Handheld spectrometers, representing a middle-range spectroscopy capability compared to larger benchtop systems and tiny, narrowband chip-scale spectral engines such as ring resonator designs, continue to shrink in size and/or weight and yet grow in terms of measurement capability as trends in optics and sensor miniaturization continue within the photonics industry.

Whether an application requires a visible-light spectrometer, a Fourier-transform infrared (FTIR) instrument that does not experience the autofluorescence that can hinder Raman detection, or a Raman spectrometer to see through the spectral water peak of liquid samples, there is an abundance of handheld spectrometer manufacturers competing for the business of a seemingly endless list of customers that grows even longer with each performance improvement and price reduction.

Smaller, faster, better

"Our customers have inspired us to make ever-smaller spectroscopy instrumentation. They appreciate how miniaturization makes it easier to take the spectrometer to the sample, and to integrate the spectrometer into other devices," says Rob Morris, marketing operations manager at Ocean Optics (Dunedin, FL). "Since 2010, customer expectations are no longer about whether the device will work, but whether it will work as well as a laboratory-grade integrated benchtop spectrometer. 'Smaller, faster, better' are now basic assumptions with customers on how instruments evolve."

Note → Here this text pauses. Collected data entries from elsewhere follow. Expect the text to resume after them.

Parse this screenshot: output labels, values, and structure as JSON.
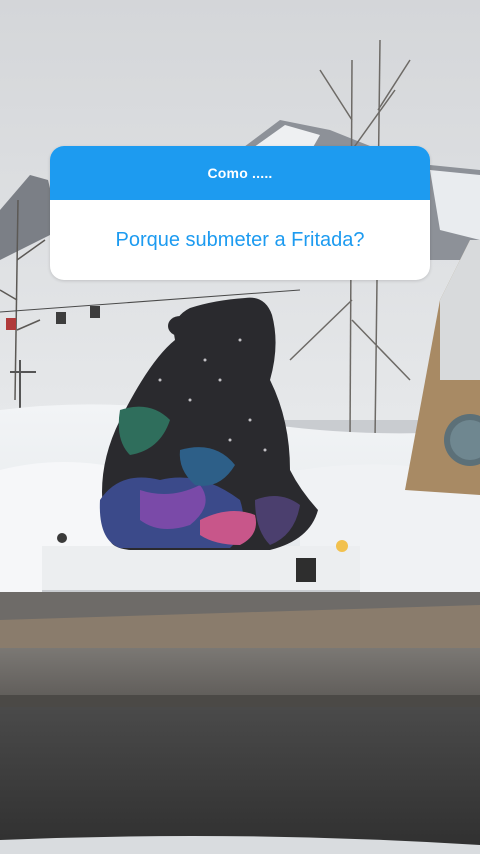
{
  "question_sticker": {
    "header": "Como .....",
    "answer": "Porque submeter a Fritada?",
    "header_color": "#1d9bf0",
    "answer_color": "#1d9bf0"
  },
  "photo": {
    "subject": "bear-sculpture-icon"
  }
}
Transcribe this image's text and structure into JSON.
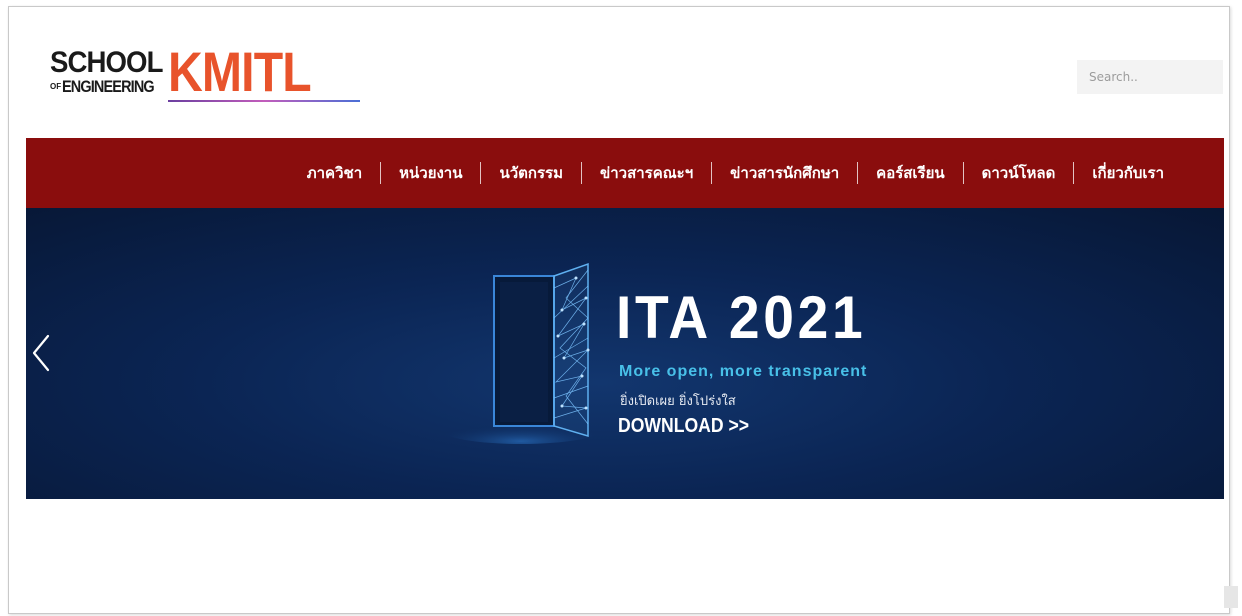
{
  "header": {
    "logo": {
      "school": "SCHOOL",
      "of": "OF",
      "engineering": "ENGINEERING",
      "brand": "KMITL"
    },
    "search_placeholder": "Search.."
  },
  "nav": {
    "items": [
      {
        "label": "ภาควิชา"
      },
      {
        "label": "หน่วยงาน"
      },
      {
        "label": "นวัตกรรม"
      },
      {
        "label": "ข่าวสารคณะฯ"
      },
      {
        "label": "ข่าวสารนักศึกษา"
      },
      {
        "label": "คอร์สเรียน"
      },
      {
        "label": "ดาวน์โหลด"
      },
      {
        "label": "เกี่ยวกับเรา"
      }
    ]
  },
  "banner": {
    "title": "ITA 2021",
    "subtitle": "More open, more transparent",
    "thai_tagline": "ยิ่งเปิดเผย ยิ่งโปร่งใส",
    "cta": "DOWNLOAD >>",
    "prev_icon": "chevron-left-icon"
  },
  "colors": {
    "nav_bg": "#8a0d0d",
    "brand_orange": "#e8532b",
    "banner_bg": "#0b2554",
    "subtitle_cyan": "#48c0e8"
  }
}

Morris says that the Ocean Optics Spark is a small spectral sensor operating from 380 to 700 nm that bridges the spectral measurement gap between filter-based devices such as RGB color sensors and CCD-array instruments such as miniature spectrometers by producing a digitized spectrum from a 1024-pixel array. Thermally stable over a -10°–60°C operating range and with signal-to-noise ratio (SNR) of 1500:1 and 4.5–9.0 nm full-width half-maximum (FWHM) resolution, Spark—as its customers expect—can be used for all types of spectral measurements, including absorbance, emission, and fluorescence.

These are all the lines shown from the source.